Burden

Disclaimer: iCarly is owned by Dan Schneider and Nickelodeon. All the copyrights associated with iCarly belong to them. Only the ideas contained within this story are my property. I am not gaining any profit from this story.

My whole life has been in darkness, waiting for relief.

I've never felt the exhilaration of life.

To feel joy or kindness is to hope for, not something easy.

I accept.

Is it strange to look in the mirror and cry? To burst into tears of pure and utter despair, to have no inner soul?

Should I find it odd that I never smile out of happiness for myself, but because I hope to die?

I feel numb. Darkness is my new name. I'm in a box, can't find my out, pushing through the boundaries, trying to help myself.

I soon realize that is my life.

Father bit at my soul and ate through the sunshine within. He devoured my needs and took away my rights.

Did I complain once?

No.

Mother is my forbidden, no way of escape. My future is ruined and my past is just a game. She feels my pain in a sense of panic; does she help me?

No. She threatens it.

Sisters are a burden no man nor woman can bear; perfect every way, sickens me. I look away at the praise.

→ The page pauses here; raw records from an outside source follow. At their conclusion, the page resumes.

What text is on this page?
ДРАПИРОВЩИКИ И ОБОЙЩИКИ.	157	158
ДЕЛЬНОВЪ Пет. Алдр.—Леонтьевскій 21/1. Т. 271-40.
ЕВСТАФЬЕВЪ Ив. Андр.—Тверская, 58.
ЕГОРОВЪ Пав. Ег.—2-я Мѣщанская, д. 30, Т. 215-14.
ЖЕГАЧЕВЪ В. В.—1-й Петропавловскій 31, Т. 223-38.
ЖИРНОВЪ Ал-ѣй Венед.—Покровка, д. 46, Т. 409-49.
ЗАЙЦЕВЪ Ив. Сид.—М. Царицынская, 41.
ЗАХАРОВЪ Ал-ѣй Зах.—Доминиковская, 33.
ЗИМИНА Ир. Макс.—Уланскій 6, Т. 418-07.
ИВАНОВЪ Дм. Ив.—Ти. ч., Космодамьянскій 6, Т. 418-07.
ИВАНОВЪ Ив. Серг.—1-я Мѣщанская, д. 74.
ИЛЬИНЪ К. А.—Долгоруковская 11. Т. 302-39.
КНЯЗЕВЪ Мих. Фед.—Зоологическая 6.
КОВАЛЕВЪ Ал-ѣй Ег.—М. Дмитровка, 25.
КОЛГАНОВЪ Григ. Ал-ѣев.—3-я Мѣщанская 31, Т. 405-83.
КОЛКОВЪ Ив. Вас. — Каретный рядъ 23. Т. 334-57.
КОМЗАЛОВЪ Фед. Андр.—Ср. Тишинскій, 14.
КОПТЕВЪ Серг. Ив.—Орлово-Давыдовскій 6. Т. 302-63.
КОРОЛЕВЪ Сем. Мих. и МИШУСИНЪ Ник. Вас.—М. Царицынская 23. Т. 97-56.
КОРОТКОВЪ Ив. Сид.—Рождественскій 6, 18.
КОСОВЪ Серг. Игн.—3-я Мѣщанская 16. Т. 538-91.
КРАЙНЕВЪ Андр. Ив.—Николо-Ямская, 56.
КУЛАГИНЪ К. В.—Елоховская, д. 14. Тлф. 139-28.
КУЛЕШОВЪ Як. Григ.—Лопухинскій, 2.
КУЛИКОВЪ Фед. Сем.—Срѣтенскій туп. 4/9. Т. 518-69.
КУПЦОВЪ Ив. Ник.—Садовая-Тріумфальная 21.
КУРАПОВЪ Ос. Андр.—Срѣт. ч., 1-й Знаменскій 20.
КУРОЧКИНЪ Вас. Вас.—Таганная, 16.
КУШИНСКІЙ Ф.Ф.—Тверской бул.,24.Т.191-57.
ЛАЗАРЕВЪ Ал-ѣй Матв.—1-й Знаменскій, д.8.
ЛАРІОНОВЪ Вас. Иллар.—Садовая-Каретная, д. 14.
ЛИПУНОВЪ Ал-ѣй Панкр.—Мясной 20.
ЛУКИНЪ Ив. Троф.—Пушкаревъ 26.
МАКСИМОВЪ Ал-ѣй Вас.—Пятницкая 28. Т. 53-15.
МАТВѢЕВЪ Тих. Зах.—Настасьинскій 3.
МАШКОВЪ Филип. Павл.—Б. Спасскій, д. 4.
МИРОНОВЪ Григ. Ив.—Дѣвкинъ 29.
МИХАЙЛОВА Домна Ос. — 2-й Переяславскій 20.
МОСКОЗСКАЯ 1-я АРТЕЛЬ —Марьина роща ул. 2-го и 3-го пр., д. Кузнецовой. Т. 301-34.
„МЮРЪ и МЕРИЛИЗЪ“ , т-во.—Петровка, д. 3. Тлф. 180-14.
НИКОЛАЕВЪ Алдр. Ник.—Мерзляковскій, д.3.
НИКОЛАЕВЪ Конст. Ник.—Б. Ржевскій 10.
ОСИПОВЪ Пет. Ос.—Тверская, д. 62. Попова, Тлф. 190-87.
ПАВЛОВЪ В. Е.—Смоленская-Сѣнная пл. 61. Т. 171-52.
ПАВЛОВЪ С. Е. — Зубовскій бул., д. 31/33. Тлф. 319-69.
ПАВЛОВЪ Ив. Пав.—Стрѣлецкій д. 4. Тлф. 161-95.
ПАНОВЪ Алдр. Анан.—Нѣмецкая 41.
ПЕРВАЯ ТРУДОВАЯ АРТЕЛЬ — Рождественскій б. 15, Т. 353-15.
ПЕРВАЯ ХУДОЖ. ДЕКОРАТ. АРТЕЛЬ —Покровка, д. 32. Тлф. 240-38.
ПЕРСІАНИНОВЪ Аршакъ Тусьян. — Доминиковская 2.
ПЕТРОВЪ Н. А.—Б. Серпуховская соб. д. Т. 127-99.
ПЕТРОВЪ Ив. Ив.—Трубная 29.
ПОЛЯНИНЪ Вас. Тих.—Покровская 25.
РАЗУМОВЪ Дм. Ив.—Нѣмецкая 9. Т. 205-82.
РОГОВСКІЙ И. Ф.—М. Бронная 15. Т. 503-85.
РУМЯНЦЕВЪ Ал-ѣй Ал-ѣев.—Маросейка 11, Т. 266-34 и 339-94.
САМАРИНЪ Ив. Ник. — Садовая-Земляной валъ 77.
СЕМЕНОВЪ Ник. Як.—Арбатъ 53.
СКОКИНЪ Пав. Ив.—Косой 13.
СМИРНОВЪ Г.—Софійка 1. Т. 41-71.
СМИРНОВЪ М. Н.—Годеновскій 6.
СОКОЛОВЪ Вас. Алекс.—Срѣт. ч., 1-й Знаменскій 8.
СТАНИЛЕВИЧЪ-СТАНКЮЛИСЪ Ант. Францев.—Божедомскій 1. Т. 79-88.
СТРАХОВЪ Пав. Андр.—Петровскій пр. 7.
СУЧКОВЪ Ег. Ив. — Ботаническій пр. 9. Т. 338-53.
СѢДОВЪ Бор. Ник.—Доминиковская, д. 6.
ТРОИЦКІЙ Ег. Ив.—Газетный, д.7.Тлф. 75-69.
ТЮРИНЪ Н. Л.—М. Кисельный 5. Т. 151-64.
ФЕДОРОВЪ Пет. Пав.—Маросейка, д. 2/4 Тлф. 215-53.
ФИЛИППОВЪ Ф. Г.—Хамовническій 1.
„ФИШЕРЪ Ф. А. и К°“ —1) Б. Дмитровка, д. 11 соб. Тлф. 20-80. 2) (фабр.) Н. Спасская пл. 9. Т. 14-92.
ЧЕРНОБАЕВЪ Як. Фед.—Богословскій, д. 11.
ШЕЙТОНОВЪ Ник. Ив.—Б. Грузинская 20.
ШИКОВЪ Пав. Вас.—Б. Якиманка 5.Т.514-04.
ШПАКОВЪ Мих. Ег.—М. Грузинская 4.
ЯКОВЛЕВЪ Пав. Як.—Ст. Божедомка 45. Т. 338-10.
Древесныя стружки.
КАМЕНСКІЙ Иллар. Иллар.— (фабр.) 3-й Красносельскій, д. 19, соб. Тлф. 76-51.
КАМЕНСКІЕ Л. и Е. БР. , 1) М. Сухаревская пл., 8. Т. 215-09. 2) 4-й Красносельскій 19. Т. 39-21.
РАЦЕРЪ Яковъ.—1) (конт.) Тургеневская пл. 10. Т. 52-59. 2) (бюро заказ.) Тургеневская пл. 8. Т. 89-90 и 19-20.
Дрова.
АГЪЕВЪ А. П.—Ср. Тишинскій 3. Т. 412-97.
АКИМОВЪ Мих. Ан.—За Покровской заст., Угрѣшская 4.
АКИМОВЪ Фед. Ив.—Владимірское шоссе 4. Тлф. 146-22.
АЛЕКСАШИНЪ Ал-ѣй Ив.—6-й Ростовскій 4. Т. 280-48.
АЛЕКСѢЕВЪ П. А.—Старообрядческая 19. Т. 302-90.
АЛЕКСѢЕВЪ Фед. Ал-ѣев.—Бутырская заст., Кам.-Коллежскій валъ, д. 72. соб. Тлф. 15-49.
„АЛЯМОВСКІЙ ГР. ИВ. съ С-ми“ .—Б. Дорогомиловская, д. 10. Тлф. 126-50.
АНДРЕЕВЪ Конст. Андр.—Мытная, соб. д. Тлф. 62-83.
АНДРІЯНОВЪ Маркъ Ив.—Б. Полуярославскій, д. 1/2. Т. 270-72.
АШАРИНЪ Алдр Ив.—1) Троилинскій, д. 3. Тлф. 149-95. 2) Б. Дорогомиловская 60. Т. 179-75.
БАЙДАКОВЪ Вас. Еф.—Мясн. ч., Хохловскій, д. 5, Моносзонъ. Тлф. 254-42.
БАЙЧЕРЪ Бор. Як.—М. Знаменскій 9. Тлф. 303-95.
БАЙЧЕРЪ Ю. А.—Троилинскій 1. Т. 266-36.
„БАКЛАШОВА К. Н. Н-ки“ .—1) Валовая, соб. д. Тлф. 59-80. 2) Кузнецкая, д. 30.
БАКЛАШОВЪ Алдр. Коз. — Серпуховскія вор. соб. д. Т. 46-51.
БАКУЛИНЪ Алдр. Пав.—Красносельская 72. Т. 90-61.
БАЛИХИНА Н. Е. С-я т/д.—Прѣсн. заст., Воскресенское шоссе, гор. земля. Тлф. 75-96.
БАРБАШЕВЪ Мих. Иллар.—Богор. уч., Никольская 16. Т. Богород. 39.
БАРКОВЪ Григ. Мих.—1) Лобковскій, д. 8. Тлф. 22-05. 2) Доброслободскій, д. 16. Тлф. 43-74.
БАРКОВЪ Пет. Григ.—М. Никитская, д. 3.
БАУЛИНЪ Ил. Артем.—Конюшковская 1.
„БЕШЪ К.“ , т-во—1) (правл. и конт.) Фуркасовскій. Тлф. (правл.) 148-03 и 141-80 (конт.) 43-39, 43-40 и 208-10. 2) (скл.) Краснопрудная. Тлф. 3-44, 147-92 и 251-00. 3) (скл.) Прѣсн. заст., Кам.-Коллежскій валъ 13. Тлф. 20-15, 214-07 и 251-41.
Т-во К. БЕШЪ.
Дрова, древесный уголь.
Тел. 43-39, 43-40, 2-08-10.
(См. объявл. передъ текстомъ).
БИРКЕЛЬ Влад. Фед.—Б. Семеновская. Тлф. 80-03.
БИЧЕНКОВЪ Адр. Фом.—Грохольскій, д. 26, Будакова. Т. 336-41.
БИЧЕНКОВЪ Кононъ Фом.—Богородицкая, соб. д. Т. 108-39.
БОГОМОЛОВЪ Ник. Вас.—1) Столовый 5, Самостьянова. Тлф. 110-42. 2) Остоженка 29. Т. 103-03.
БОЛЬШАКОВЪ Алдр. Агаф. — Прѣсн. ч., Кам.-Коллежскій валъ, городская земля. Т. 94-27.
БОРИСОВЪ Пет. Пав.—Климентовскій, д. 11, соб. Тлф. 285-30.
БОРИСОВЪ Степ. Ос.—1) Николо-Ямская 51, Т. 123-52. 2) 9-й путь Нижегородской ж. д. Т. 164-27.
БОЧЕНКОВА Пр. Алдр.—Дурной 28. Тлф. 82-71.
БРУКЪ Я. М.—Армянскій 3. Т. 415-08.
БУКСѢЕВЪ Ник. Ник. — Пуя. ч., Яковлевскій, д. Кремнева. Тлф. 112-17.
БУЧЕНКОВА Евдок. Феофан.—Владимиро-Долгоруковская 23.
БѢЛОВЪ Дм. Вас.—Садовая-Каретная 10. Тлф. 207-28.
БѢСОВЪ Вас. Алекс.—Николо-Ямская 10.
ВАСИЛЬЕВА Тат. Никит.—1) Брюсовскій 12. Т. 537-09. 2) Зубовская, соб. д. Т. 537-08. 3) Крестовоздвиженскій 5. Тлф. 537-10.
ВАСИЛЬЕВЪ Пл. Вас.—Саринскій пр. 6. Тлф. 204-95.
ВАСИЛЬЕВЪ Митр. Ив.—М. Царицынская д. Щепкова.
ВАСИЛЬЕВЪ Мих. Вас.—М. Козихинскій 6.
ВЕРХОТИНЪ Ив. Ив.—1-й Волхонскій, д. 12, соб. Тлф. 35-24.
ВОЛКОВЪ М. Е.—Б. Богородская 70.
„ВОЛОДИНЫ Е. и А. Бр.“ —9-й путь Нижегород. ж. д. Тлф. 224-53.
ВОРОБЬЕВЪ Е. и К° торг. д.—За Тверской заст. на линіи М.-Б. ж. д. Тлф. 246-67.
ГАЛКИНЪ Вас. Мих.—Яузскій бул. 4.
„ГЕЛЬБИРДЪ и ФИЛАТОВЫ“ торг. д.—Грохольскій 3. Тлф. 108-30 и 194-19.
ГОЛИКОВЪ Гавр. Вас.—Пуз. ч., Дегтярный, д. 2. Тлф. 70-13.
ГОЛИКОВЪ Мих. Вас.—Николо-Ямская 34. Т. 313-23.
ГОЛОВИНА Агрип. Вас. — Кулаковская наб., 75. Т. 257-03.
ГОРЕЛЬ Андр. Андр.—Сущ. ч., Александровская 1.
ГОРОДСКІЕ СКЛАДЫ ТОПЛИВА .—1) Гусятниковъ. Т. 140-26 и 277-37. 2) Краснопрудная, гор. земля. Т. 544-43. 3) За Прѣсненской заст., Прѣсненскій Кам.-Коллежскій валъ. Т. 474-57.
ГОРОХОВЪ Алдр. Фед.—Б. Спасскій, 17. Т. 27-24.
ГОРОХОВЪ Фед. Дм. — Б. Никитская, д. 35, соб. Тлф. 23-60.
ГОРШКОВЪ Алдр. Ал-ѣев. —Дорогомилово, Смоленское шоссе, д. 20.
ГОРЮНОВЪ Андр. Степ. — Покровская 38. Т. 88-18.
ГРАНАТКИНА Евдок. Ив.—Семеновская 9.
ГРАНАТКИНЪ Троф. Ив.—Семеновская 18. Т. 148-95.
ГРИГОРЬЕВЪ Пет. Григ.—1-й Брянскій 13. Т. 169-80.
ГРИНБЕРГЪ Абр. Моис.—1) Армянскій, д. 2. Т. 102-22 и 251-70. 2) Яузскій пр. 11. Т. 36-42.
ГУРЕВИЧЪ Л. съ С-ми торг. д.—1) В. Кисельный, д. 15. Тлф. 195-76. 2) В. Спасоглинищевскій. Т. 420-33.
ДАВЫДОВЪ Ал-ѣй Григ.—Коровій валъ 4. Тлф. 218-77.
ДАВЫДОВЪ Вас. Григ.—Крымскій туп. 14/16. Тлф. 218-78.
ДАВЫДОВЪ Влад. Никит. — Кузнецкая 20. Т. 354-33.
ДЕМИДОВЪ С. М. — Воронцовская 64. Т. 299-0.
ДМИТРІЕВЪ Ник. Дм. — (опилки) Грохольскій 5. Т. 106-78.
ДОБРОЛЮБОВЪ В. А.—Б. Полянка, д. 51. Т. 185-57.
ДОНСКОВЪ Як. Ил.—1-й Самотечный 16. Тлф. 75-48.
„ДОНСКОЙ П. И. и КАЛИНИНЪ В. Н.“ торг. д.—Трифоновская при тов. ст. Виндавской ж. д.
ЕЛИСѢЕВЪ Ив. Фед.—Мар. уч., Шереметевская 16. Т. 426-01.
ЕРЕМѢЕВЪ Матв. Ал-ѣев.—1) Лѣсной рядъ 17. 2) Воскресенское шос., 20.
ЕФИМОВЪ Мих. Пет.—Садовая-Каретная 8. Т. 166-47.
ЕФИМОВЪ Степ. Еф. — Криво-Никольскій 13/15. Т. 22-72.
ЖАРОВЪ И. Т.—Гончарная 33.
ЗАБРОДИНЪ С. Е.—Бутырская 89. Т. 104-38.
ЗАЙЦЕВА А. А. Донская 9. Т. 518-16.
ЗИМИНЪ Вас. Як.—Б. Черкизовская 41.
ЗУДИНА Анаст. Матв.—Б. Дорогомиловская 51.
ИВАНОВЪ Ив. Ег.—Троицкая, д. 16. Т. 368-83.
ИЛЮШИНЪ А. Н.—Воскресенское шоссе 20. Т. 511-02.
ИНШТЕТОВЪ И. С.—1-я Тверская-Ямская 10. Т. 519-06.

Friends. Some excuse of people. They take away everything left, everything left, everything left. My heart will break.

No one can love me now. I am gone. The world is not my friend. I have nothing to gain. Please, someone, take my heart and stay.

Only he would, the reason I'm still living. He, unknowingly, took my heart away.

But he didn't stay.

The other friend was better; what more does he want? Am I really that bad, to toss away in the dump?

I am.

He will never love me, but I will always try. Living with this burden is always hard; will I sacrifice all, though it will never happen?

I will.

I will never give up. I will also never succeed.

I am Sam Puckett.

This is my first story, and if you didn't understand it, then I'm sorry. This is one of those read-between-the-lines stories, for people who want a bit of a challenge. This is a one-shot story. I came up with this idea pretty quickly and just wrote it down. Any criticism or praise is welcome. No flames please. Thanks for reading my story!